Back on My Bullshit

I haven’t picked up a paintbrush in a while.

I’m starting to realize (or at least accept) that my creativity goes through phases: writing, painting, building weird websites, homebrewing RPG campaigns…

Sometimes–and this is kind of distressing when it happens–the phases don’t include much creativity at all. I get stuck organizing my digital folders and files for hours. Days, even. I craft the most beautiful schedules and excel sheets you’ve ever seen (not that I follow any of them for long, but damn, doing it makes me feel like I’m accomplishing something). On those days, I worry that my creative side has simply dissipated into nothingness.

However, one of the very best ways to prompt myself to get back into one project is to be almost finished with another one.

My first full-length novel is in the FINAL DRAFT stage and I’ve promised myself that I’ll have it DONE by the end of this year! Yes! A lifetime milestone for me…I’ll be able to say that I’ve actually finished a huge literary project!

But wait…what’s all that stuff over there?

Why, it’s my stack of stalled works-in-progress in the corner of the art studio! I’ve been ignoring them for far too long. Oh, I suddenly know what that one needs. And this one would look great if I stuck this dead bug to it.

I should pull them all out RIGHT NOW and get back into hands-on-mess-making! Colors! Shapes! Textures! Dead bugs! I AM AN ARTIST AGAIN!

Yeah, yeah, yeah, the novel. I’ll get to it. I just have to figure out how to smooth out that one clunky plot point and I don’t feel like thinking about it right now.

The important thing in all this is that I’m learning that this is just how I work, and I’m learning to work with the way I work instead of berating myself for not working the “right” way. Just because I’ve been writing for months on end doesn’t mean that I’m not still an artist, and sometimes those damn file folders NEED to be organized better.

Anyway, here’s what I’ve been up to over the past few days. My art is always a collaboration between me and the work itself, and I’m excited to find out where these want to go.

All A-Buzz

Just spent an hour fiddling with print-on-demand sites and looking up sublimation presses…but then it occurred to me that there’s already so much silly pre-fabricated crap in the world: do I really want to add to it?

The POD sites are so shiny and they’ve got so much STUFF and it looks SO GOOD with my designs on it and then I try to work with their design programs that always turn out to be way more fiddly and frustrating than I want to deal with. Then when I finally get a “product” ready to go, the base prices make me sick—and in order to make any profit at all I have to charge even MORE?! Do people really want to pay $45 for a goddam T-shirt?

Well, no. Judging from my previous attempts at selling my art with this method, they do NOT. I don’t blame them. I wouldn’t.

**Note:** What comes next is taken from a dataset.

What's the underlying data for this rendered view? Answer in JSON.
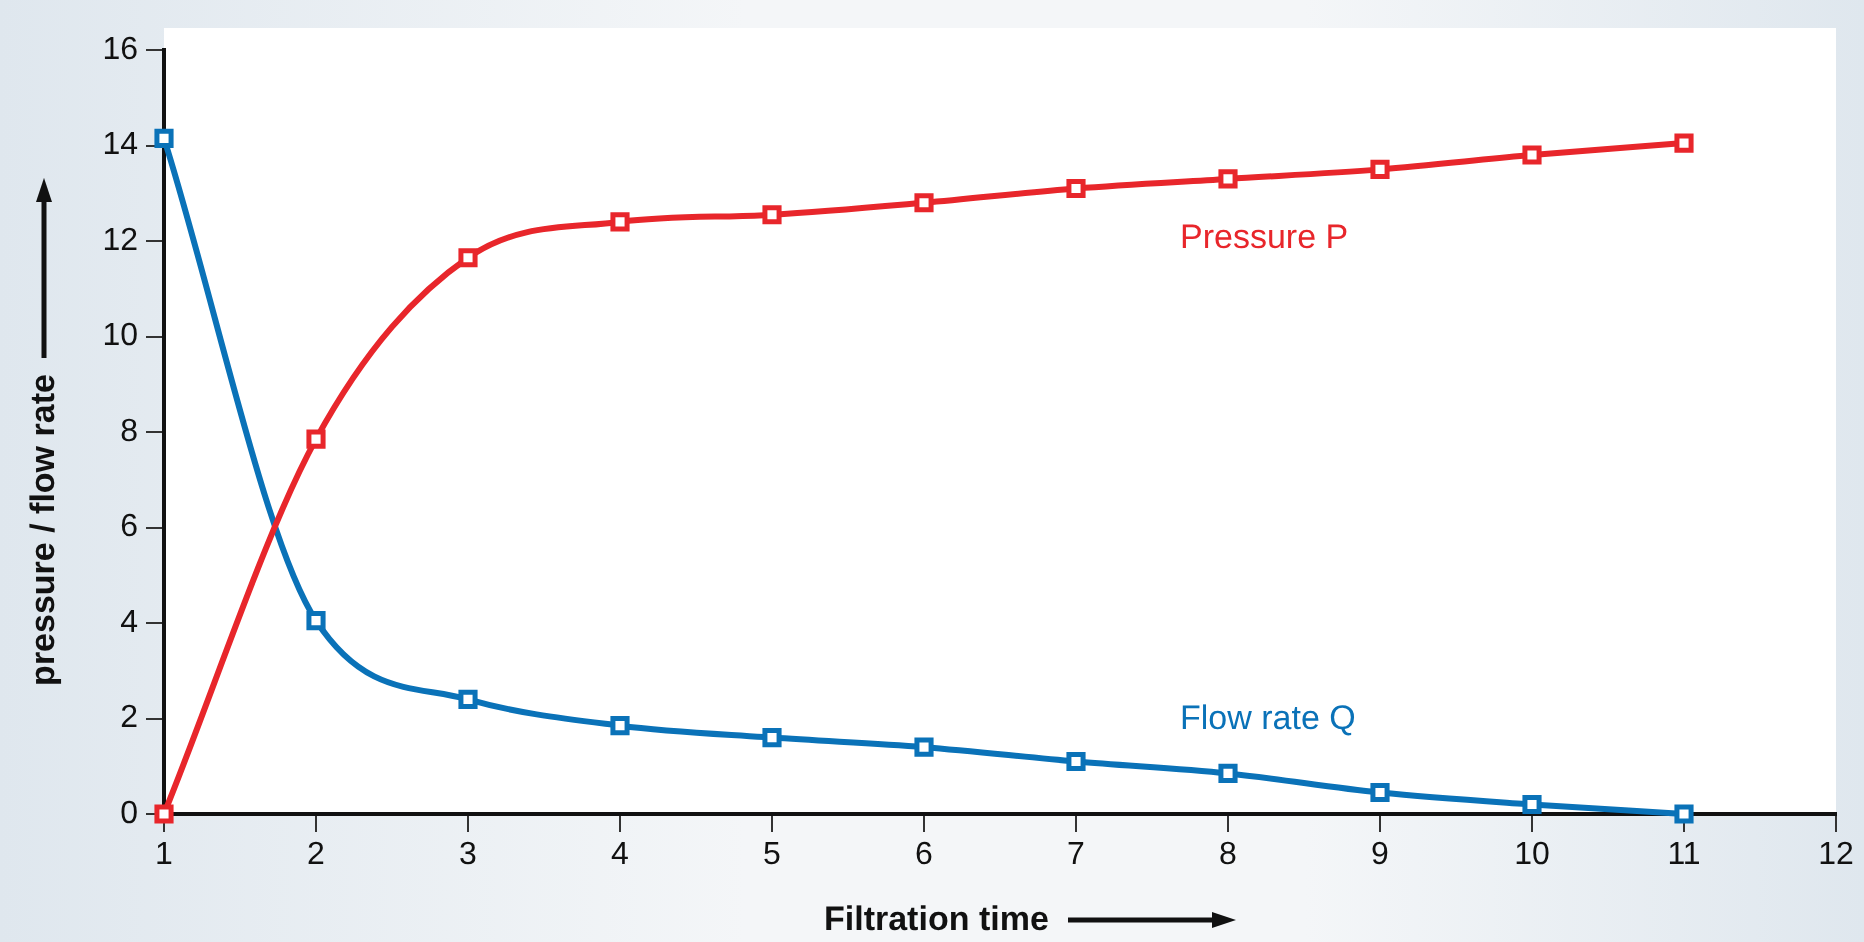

I should repurpose stuff from thrift stores. Paint and draw on it myself. Each piece totally unique. (And thus just as expensive, considering how much time I’d have to put into it, but still–at least I’d get the money instead of the printing company.)

Perhaps I do need a kiln.

And a giant printer.

Of course, all the time it would take to make these unique items would mean charging more, but I feel like I’d actually be selling something worth the price.

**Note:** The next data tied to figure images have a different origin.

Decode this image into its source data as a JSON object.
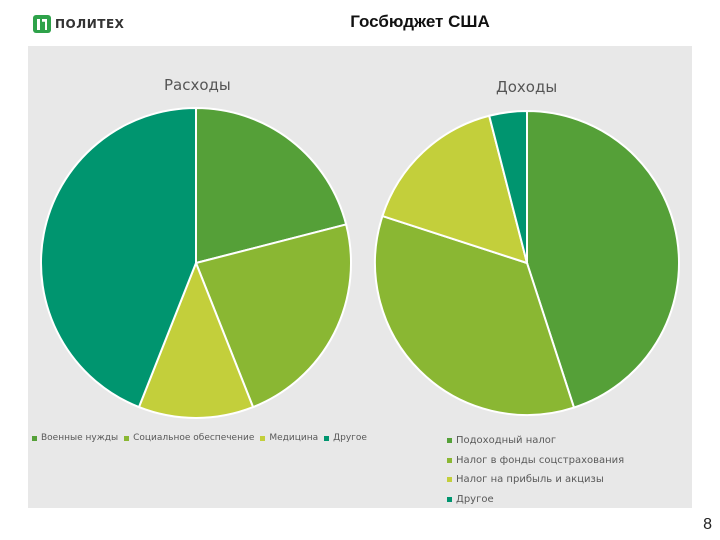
{
  "header": {
    "logo_text": "ПОЛИТЕХ",
    "title": "Госбюджет США",
    "logo_color": "#2ea24a"
  },
  "page_number": "8",
  "chart_data": [
    {
      "type": "pie",
      "title": "Расходы",
      "categories": [
        "Военные нужды",
        "Социальное обеспечение",
        "Медицина",
        "Другое"
      ],
      "values": [
        21,
        23,
        12,
        44
      ],
      "colors": [
        "#55a038",
        "#8ab733",
        "#c3cf3b",
        "#00956f"
      ]
    },
    {
      "type": "pie",
      "title": "Доходы",
      "categories": [
        "Подоходный налог",
        "Налог в фонды соцстрахования",
        "Налог на прибыль и акцизы",
        "Другое"
      ],
      "values": [
        45,
        35,
        16,
        4
      ],
      "colors": [
        "#55a038",
        "#8ab733",
        "#c3cf3b",
        "#00956f"
      ]
    }
  ]
}
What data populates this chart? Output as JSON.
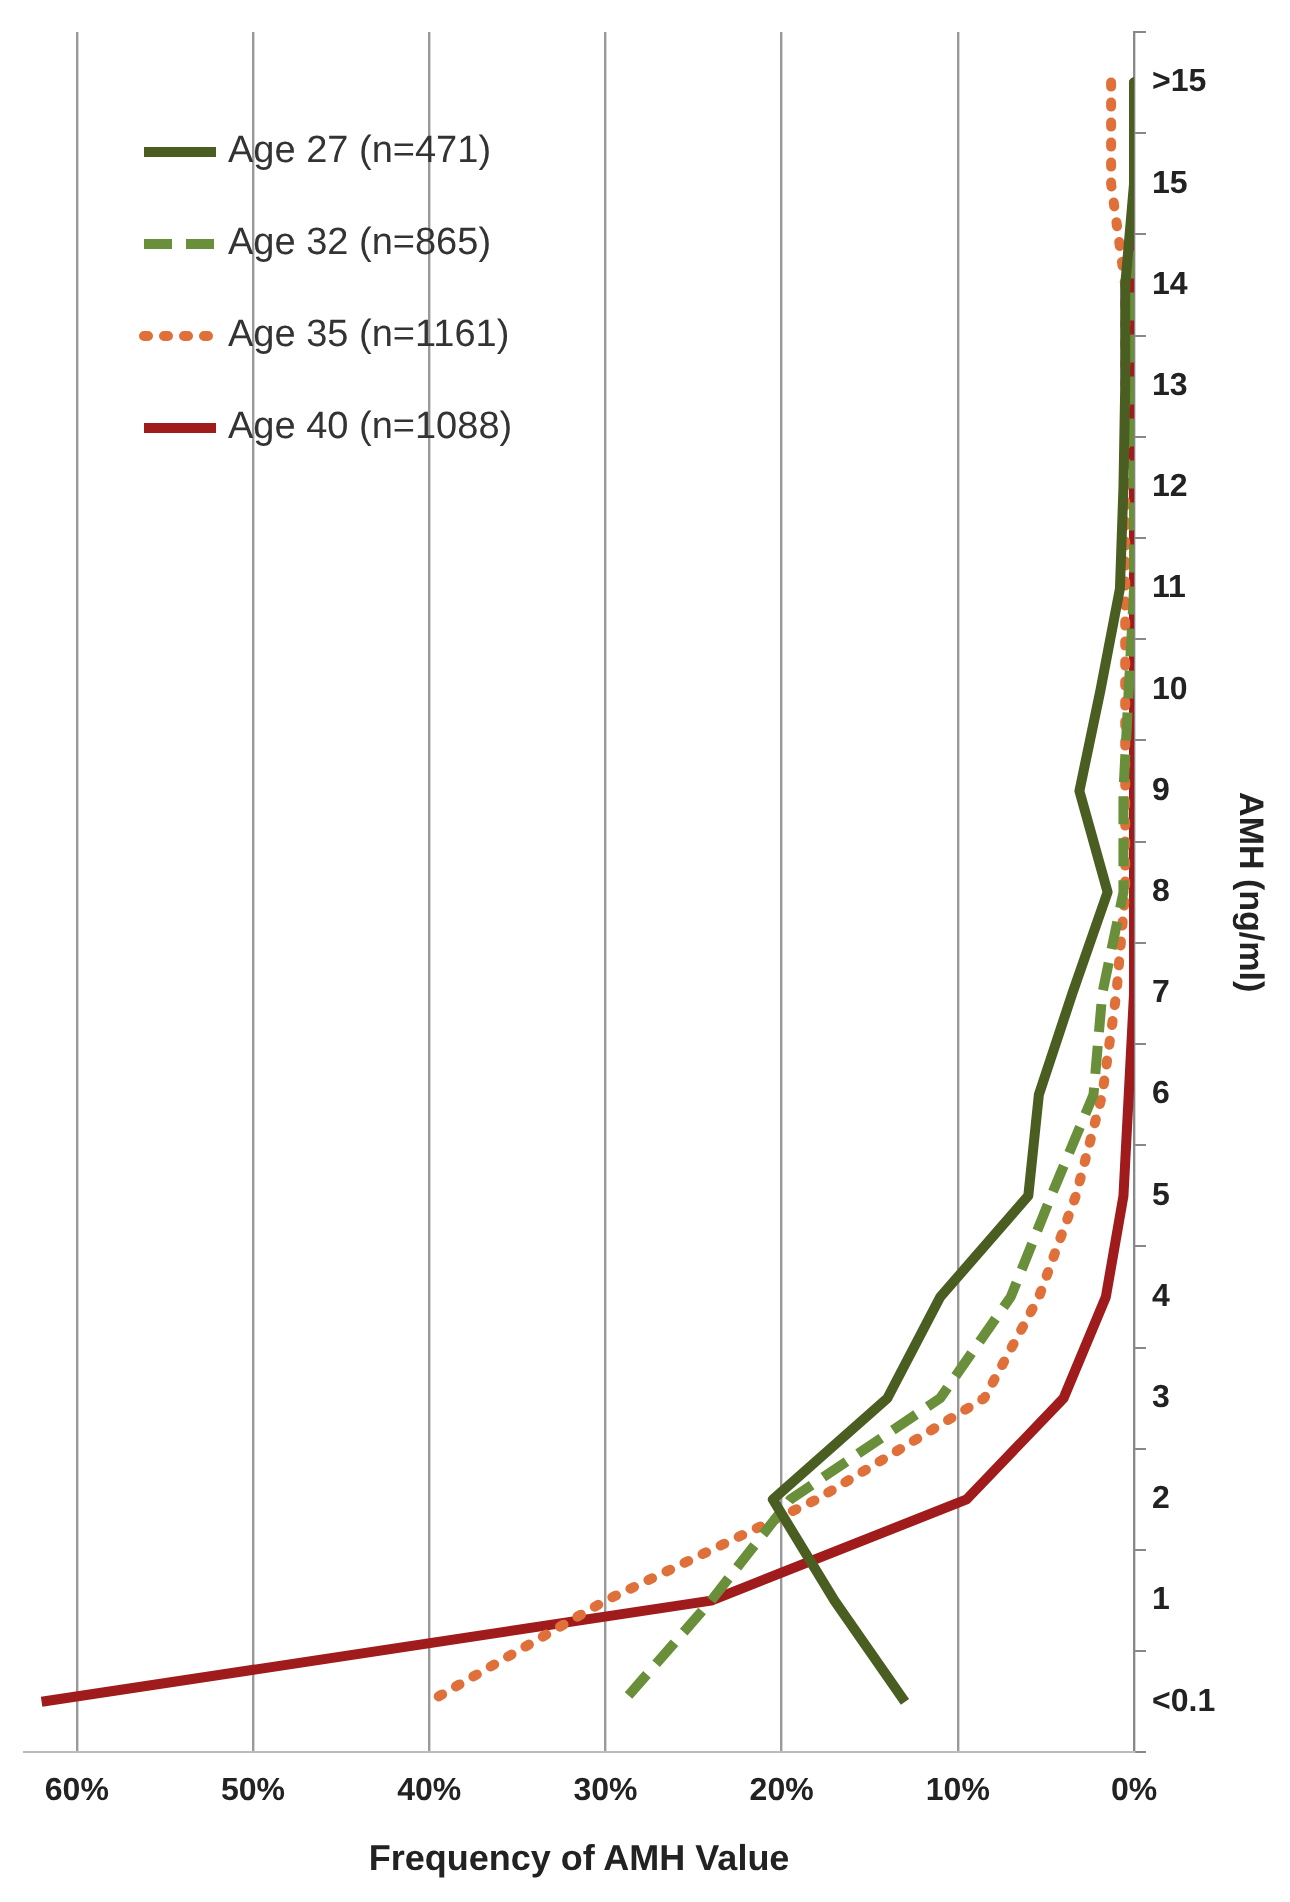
{
  "chart_data": {
    "type": "line",
    "orientation": "horizontal",
    "xlabel": "Frequency of AMH Value",
    "ylabel": "AMH (ng/ml)",
    "categories": [
      ">15",
      "15",
      "14",
      "13",
      "12",
      "11",
      "10",
      "9",
      "8",
      "7",
      "6",
      "5",
      "4",
      "3",
      "2",
      "1",
      "<0.1"
    ],
    "xlim": [
      63,
      0
    ],
    "xticks": [
      {
        "value": 60,
        "label": "60%"
      },
      {
        "value": 50,
        "label": "50%"
      },
      {
        "value": 40,
        "label": "40%"
      },
      {
        "value": 30,
        "label": "30%"
      },
      {
        "value": 20,
        "label": "20%"
      },
      {
        "value": 10,
        "label": "10%"
      },
      {
        "value": 0,
        "label": "0%"
      }
    ],
    "grid": "x",
    "legend": "top left",
    "series": [
      {
        "name": "Age 27 (n=471)",
        "color": "#4b5e22",
        "line_style": "solid",
        "values": [
          0,
          0,
          0.5,
          0.5,
          0.6,
          0.8,
          1.9,
          3.1,
          1.5,
          3.5,
          5.4,
          6,
          11,
          14,
          20.5,
          17,
          13
        ]
      },
      {
        "name": "Age 32 (n=865)",
        "color": "#6a8f3a",
        "line_style": "dashed",
        "values": [
          0,
          0,
          0,
          0,
          0,
          0,
          0.3,
          0.6,
          0.6,
          1.8,
          2.3,
          4.7,
          7,
          11,
          19.5,
          24,
          29
        ]
      },
      {
        "name": "Age 35 (n=1161)",
        "color": "#e0703a",
        "line_style": "dotted",
        "values": [
          1.3,
          1.3,
          0.5,
          0.5,
          0.5,
          0.5,
          0.5,
          0.5,
          0.5,
          1,
          1.8,
          3.3,
          5.4,
          8.5,
          18,
          30,
          40
        ]
      },
      {
        "name": "Age 40 (n=1088)",
        "color": "#a01c1c",
        "line_style": "solid",
        "values": [
          0,
          0,
          0,
          0,
          0,
          0,
          0,
          0,
          0,
          0,
          0.3,
          0.6,
          1.6,
          4,
          9.5,
          24,
          62
        ]
      }
    ]
  }
}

I should buy a set of fabric paints.

I’ll need glaze.

And an…oh, I already have an iron. (Thanks, Grandma.)

A 3d printer would be nice, too.


In other news, I’m working on a new assemblage piece. It’s a heartfelt expression of my deeply emotional response to the fact that my studio seems to be attracting all the bees in the county who have about a day left to live. The working title is WHERE THE HELL ARE ALL THESE BEES COMING FROM AND HOW ARE THEY GETTING IN HERE AND FOR FUCK’S SAKE WHY DO THEY WANT TO DIE IN MY STUDIO.